İşte sanatın gücü.. İşte  kültürün  ulusal ve evrensel gücü.. ARTOROS Uluslararası Kültür Sanat Festivali ve çalıştayına katılan 140 sanatçı ayrılırken bu bölgeden; İbradı’dan, Ormana’dan ve Ürünlü’den bir çok anıyı ve dostluğu kendi ülkelerine, kendi eserlerine taşıdılar. Yerli yabancı her sanatçı bu coğrafyadan tatlar ve renkler ve anılar taşıyarak ,çoğaltarak  dağıldılar..

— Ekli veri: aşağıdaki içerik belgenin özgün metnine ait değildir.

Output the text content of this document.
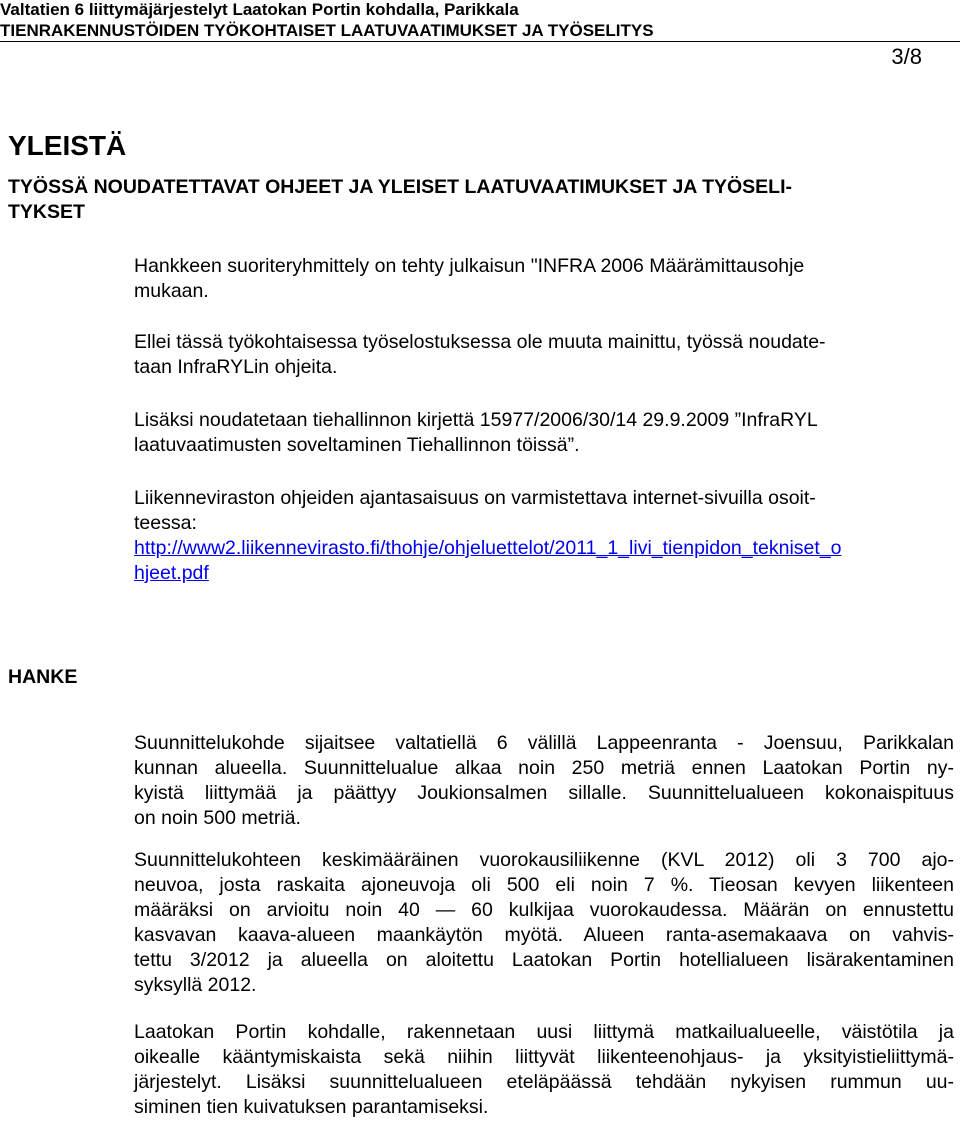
Valtatien 6 liittymäjärjestelyt Laatokan Portin kohdalla, Parikkala
TIENRAKENNUSTÖIDEN TYÖKOHTAISET LAATUVAATIMUKSET JA TYÖSELITYS
3/8
YLEISTÄ
TYÖSSÄ NOUDATETTAVAT OHJEET JA YLEISET LAATUVAATIMUKSET JA TYÖSELI-
TYKSET
Hankkeen suoriteryhmittely on tehty julkaisun "INFRA 2006 Määrämittausohje
mukaan.
Ellei tässä työkohtaisessa työselostuksessa ole muuta mainittu, työssä noudate-
taan InfraRYLin ohjeita.
Lisäksi noudatetaan tiehallinnon kirjettä 15977/2006/30/14 29.9.2009 ”InfraRYL
laatuvaatimusten soveltaminen Tiehallinnon töissä”.
Liikenneviraston ohjeiden ajantasaisuus on varmistettava internet-sivuilla osoit-
teessa:
http://www2.liikennevirasto.fi/thohje/ohjeluettelot/2011_1_livi_tienpidon_tekniset_o
hjeet.pdf
HANKE
Suunnittelukohde sijaitsee valtatiellä 6 välillä Lappeenranta - Joensuu, Parikkalan
kunnan alueella. Suunnittelualue alkaa noin 250 metriä ennen Laatokan Portin ny-
kyistä liittymää ja päättyy Joukionsalmen sillalle. Suunnittelualueen kokonaispituus
on noin 500 metriä.
Suunnittelukohteen keskimääräinen vuorokausiliikenne (KVL 2012) oli 3 700 ajo-
neuvoa, josta raskaita ajoneuvoja oli 500 eli noin 7 %. Tieosan kevyen liikenteen
määräksi on arvioitu noin 40 — 60 kulkijaa vuorokaudessa. Määrän on ennustettu
kasvavan kaava-alueen maankäytön myötä. Alueen ranta-asemakaava on vahvis-
tettu 3/2012 ja alueella on aloitettu Laatokan Portin hotellialueen lisärakentaminen
syksyllä 2012.
Laatokan Portin kohdalle, rakennetaan uusi liittymä matkailualueelle, väistötila ja
oikealle kääntymiskaista sekä niihin liittyvät liikenteenohjaus- ja yksityistieliittymä-
järjestelyt. Lisäksi suunnittelualueen eteläpäässä tehdään nykyisen rummun uu-
siminen tien kuivatuksen parantamiseksi.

Bu organizasyonun  ana fikrini, sorumluluğunu, telaşını, yükünü taşıyan ressam Gülsen Zengin’i, organizasyonda  yer alan bütün sanatçıları, Atıf Zengin dostumu, şair ,fotoğraf sanatçısı Neslihan Yazıcılar ve elbette ev sahibi İbradı Belediye Başkanı  Serkan Küçükkuru, Antalya Büyükşehir Belediye Başkanı Menderes Türel, İbradı türkülerini bizimle paylaşan, turizm elçisi Sami Demircioğlu, Yerel folklorik motifleri, Torosları titreten, enstrümanları, kaşıkları ve  Karac’oğlan’dan beri söylenen  ezgileriyle ruhumuzu özüne götüren  Gülay Diri’yi, Japonya’dan  Takashi   piyanist ve keman sanatçısı kardeşleri, Dansları ve romantizmin hafif müziğiyle nostaljik  perdelere saran  Sevil ve Sibel  Esen kardeşleri, duruşu ve  nitelikli programlarıyla halkın yüreğinde taht kurmuş olan ,hoş ve samimi  söyleşisi ile Tayfun Talipoğlu’nu ,Uluslararası Aktivist Sanatçılar Birliği  Azerbaycan temsilcisi  Nevai Metin Memmedoğlu ve  İlgar Akbarov’u,Yurt dışından katılanları temsilen Balkan Aydınları ve Yazarları Birliği Başkanı Osman Baymak’ı , yerel yemeklerin ustası, Meclis üyesi Gülsüm hanımı, sevdamızın  gül yüzü, kardeşim ,yoldaşım doktor Şerahil Laçin’i, Muhtar Art Merkezi sahibi sayın Ahmet Muhtar Kızıltan’ı ,emeği geçen herkesi  ve katılımcı bütün sanatçı arkadaşlarımı kutluyorum.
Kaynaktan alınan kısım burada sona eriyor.